Shortcut learning in geometric knot classification

TL;DR

This paper investigates how machine learning models classify knots, revealing that they often rely on hidden non-topological features, and provides datasets and tools to improve topological classification accuracy.

Contribution

The authors identify non-topological features used by ML in knot classification and provide datasets and code to facilitate topologically faithful learning.

Findings

ML models exploit hidden geometric features in training data.

A new dataset helps distinguish topological from non-topological features.

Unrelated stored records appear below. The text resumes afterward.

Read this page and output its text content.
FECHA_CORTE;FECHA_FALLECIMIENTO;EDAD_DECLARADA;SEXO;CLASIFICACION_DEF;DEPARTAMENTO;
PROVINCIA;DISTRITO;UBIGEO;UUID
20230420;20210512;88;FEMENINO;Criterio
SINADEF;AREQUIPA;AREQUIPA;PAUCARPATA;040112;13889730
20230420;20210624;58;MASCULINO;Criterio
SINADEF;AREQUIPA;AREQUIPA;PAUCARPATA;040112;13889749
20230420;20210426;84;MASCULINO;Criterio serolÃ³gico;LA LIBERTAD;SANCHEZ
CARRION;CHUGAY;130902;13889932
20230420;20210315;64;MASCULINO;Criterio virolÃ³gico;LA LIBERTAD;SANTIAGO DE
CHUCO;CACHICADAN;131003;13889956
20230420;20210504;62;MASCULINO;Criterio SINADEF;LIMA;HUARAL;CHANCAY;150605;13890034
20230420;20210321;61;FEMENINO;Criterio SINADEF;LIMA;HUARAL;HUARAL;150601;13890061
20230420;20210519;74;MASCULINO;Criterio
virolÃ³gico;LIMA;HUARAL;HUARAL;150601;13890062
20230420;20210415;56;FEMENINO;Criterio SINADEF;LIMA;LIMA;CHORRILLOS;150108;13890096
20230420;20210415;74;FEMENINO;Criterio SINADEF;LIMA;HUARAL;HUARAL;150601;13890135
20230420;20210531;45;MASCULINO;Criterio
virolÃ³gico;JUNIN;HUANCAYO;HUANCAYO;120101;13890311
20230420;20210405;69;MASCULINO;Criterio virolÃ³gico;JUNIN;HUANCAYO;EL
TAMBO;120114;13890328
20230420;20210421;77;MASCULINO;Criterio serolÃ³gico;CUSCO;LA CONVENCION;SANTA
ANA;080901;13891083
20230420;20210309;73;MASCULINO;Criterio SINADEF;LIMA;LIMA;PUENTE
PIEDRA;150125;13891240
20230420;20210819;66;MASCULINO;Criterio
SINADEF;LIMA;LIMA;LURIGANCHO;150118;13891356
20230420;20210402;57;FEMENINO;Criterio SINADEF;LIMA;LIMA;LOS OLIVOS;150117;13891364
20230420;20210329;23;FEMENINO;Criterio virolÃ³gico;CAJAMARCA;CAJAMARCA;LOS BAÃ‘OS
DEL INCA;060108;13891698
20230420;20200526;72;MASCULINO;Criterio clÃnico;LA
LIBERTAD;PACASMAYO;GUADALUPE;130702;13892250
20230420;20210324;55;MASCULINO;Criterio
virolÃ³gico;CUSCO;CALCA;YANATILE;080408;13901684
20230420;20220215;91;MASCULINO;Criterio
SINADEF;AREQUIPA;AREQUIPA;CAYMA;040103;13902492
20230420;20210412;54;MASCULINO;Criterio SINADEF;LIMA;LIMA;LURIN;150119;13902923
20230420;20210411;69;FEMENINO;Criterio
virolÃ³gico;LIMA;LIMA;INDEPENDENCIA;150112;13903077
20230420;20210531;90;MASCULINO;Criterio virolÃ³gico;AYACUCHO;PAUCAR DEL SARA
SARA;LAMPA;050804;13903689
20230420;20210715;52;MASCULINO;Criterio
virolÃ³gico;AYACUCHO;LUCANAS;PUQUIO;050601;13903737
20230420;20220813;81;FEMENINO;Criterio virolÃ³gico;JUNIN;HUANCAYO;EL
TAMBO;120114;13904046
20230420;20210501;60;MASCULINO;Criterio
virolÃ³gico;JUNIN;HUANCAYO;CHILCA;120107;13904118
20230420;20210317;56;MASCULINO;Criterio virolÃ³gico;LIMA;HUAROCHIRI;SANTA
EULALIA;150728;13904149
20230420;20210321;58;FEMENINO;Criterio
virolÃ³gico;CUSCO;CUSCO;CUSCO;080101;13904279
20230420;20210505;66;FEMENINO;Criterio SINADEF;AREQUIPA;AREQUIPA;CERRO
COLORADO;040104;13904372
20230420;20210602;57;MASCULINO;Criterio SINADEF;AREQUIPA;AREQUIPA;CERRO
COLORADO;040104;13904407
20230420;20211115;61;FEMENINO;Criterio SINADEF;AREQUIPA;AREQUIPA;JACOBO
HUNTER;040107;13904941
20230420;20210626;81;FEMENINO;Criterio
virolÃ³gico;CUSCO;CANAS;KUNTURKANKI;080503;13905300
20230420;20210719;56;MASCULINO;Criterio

Tools are provided to generate knot embeddings with fixed topology.

Abstract

Classifying the topology of closed curves is a central problem in low dimensional topology with applications beyond mathematics spanning protein folding, polymer physics and even magnetohydrodynamics. The central problem is how to determine whether two embeddings of a closed arc are equivalent under ambient isotopy. Given the striking ability of neural networks to solve complex classification tasks, it is therefore natural to ask if the knot classification problem can be tackled using Machine Learning (ML). In this paper, we investigate generic shortcut methods employed by ML to solve the knot classification challenge and specifically discover hidden non-topological features in training data generated through Molecular Dynamics simulations of polygonal knots that are used by ML to arrive to positive classifications results. We then provide a rigorous foundation for future attempts to tackle the knot classification challenge using ML by developing a publicly-available (i) dataset, that aims to remove the potential of non-topological feature classification and (ii) code, that can generate knot embeddings that faithfully explore chosen geometric state space with fixed knot topology. We expect that our work will accelerate the development of ML models that can solve complex geometric knot classification challenges.